Fundamental Rules of Performance
Eric Gunnerson had a good post on performance here. He is addessing the specific issue of the performance of generics, but lays out general principles:
(1) But for the majority of applications, this isn't the case. Performance is rarely dominated by small decisions, such as whether you use an ArrayList or a List<int> to store your data. It's usually dominated by algorithmic concerns - how you process data, how much redundant processing you're doing, etc.
(2) Note that I'm not saying that you should put performance off until the end - that rarely works, as time at the end is fairly precious. I think you should focus on macro performance rather than micro performance.
I would add a third fundamental rule, one that I learned many eons ago from the classic book The Elements of Programming Style by Kernighan and Plauger and have verified from many years of experience since then:
(3) Make it right before you make it faster.

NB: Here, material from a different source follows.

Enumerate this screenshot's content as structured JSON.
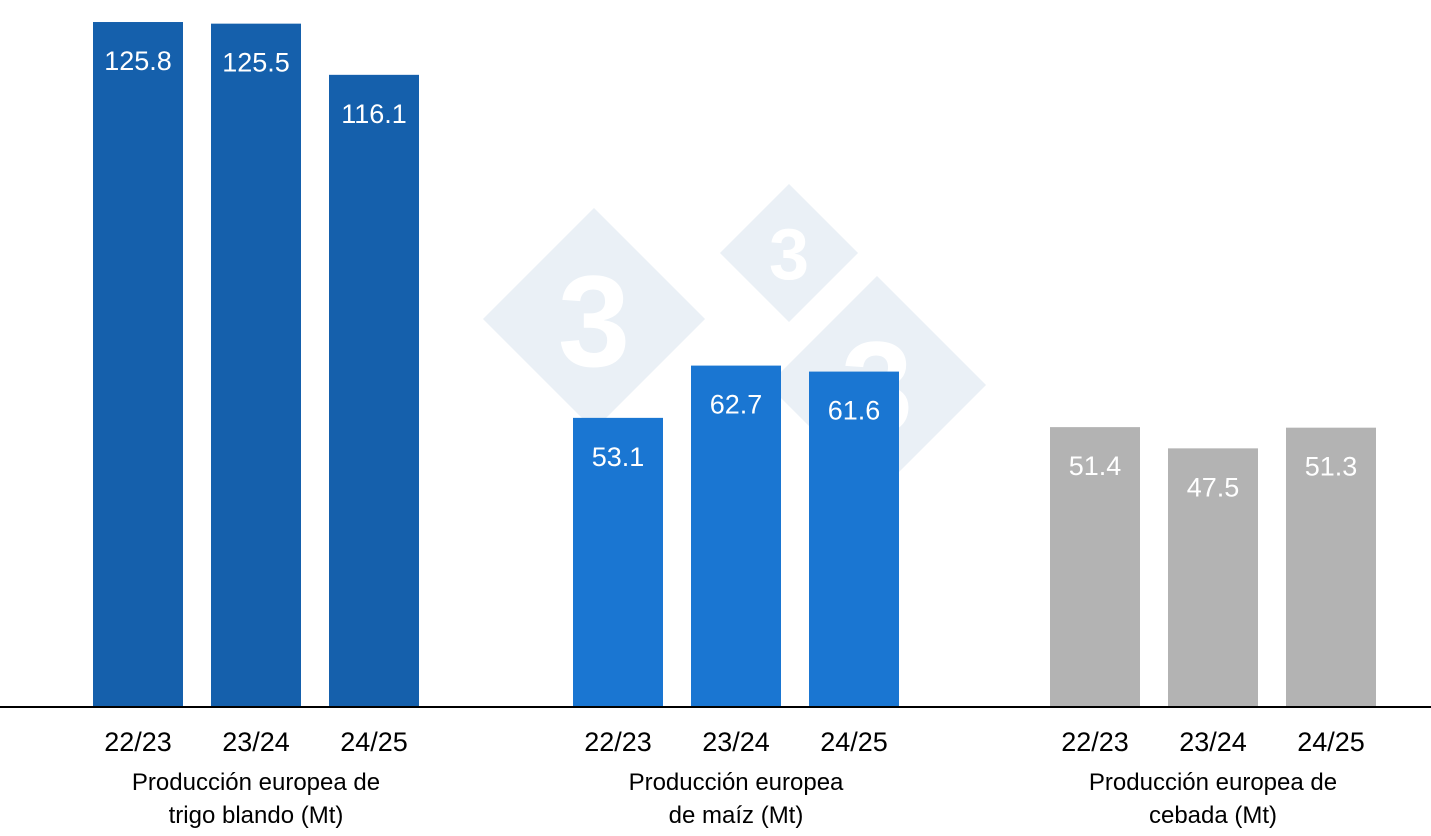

Let me give you a classic example of this rule, from a real-world project. Several years ago I had a project to develop an interactive development environment for an industrial robot. This included an environment for writing and managing robotic programs written in a proprietary language, as well as a compiler for that langauage and a real-time debugger that executed the program and communicated with the robot controller (eg breakpoints). Of course, I wrote 99% of this application in VB6 :-)
Yes, I wrote a real compiler in VB6. Of course, I knew that compilers are very string intensive, and that the performance of string manipulations wasn't exactly VB6's strongest feature. However, I also knew that developing the compiler and verifying its correctness was the real challenge here and I figured I could rewrite the string handling portions of it in C, once it was all working correctly.
Of course, that day never came. The performance of the VB version was just fine and the client was thrilled to have a fully-functional version that much sooner. If I did need to improve performance, rewriting that part in C would have been pretty trivial and the compiler was already proven to be correct.